FBI agents and Miami-Dade public-corruption investigators Thursday began interviewing sitting county officials, former judicial candidates and even elected judges about Hialeah’s growing absentee-ballot scandal.
The interviews come just days after several former judicial candidates told El Nuevo Herald that they were appalled by the number of offers they received from so-called boleteros, or ballot brokers, as they campaigned for the Aug. 14 elections, and almost two months after authorities discovered a suspicious bundle of 164 absentee ballots in a Northwest Miami-Dade mailbox.
County Commissioner Esteban Bovo met with prosecutors Thursday to speak about his former aide, Anamary Pedrosa, who collected the 164 ballots in his Hialeah office.
“They didn’t call me. I came on my own,” he said.
In the past week, several former judicial candidates — who both won and lost their respective races — have told El Nuevo Herald similar stories about how boleteros offered ballots in exchange for money, sometimes explicitly.
On Thursday, many of those candidates said they had been approached or interviewed by federal or local agents.
Lourdes Cambó, a labor attorney who lost her race, said she was interviewed by investigators from a law enforcement agency that she declined to name. She said they told her they were looking for ways “to prevent the tampering of absentee ballots in the future.”
Another former judicial candidate who asked not be identified said he was approached by the FBI.
An FBI spokesman in Miami said he could not confirm or deny the existence of a federal investigation. However, at least two candidates said they had been contacted by FBI agents on Thursday.
Officials from the Miami-Dade State Attorney’s Office in Miami did not comment. State Attorney Katherine Fernández Rundle has said she would ask a grand jury to look into absentee-ballot fraud, and has convened a multi-agency task force to combat electoral fraud.
Public-corruption prosecutors have also reached out to elected judges to ask why they didn’t report suspicious ballot-fraud activities during their own campaigns.
Last week, Cambó told El Nuevo Herald that one woman promised to deliver votes in exchange for $1,500. Attorney Diana González, who won her judgeship election, explained how she would feign distraction to avoid confrontations with persistent ballot brokers.
Another attorney who won her race, María Elena Verde, told of one campaign stop where a woman said she had been filling out ballots that very morning.
Cambó, González and Verde all said they rejected the offers but did not report the incidents to authorities.
“I never really thought to reach out to authorities because I was in such shock,” Cambó said. “The [ballot brokers] finally stopped bothering me when they saw they weren’t going to convince me.”

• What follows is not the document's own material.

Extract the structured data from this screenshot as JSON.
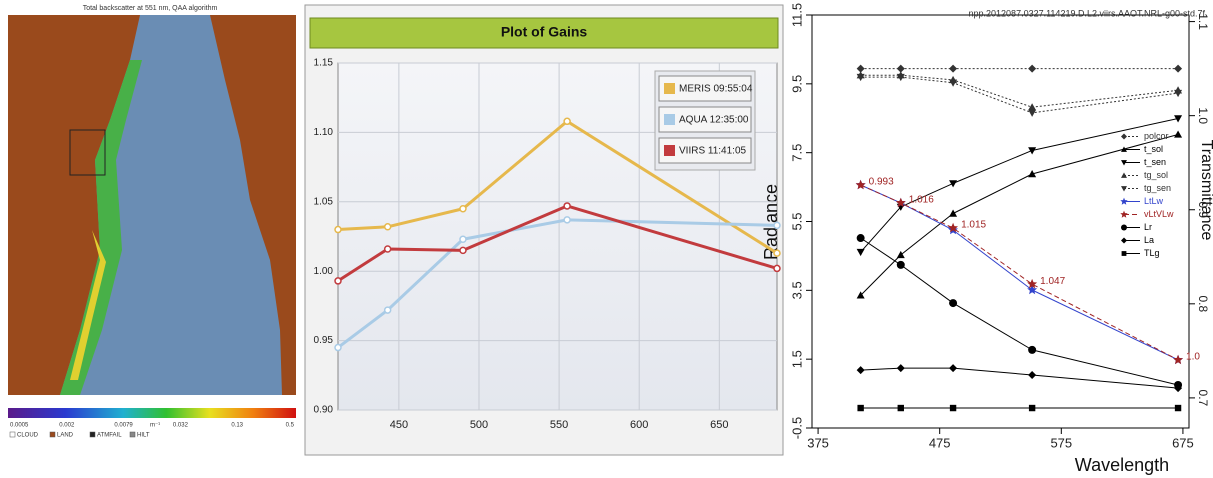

Thursday afternoon, a half-dozen reporters were waiting for Bovo when he arrived at the state attorney’s office to meet with prosecutors.
Last week, Bovo revealed that he had known since early July of an allegation that his then-aide, Pedrosa, had offered boletero services to judicial candidates.
Bovo has said that Pedrosa denied the accusation and assured him that several judicial candidates had sought her help with their campaigns.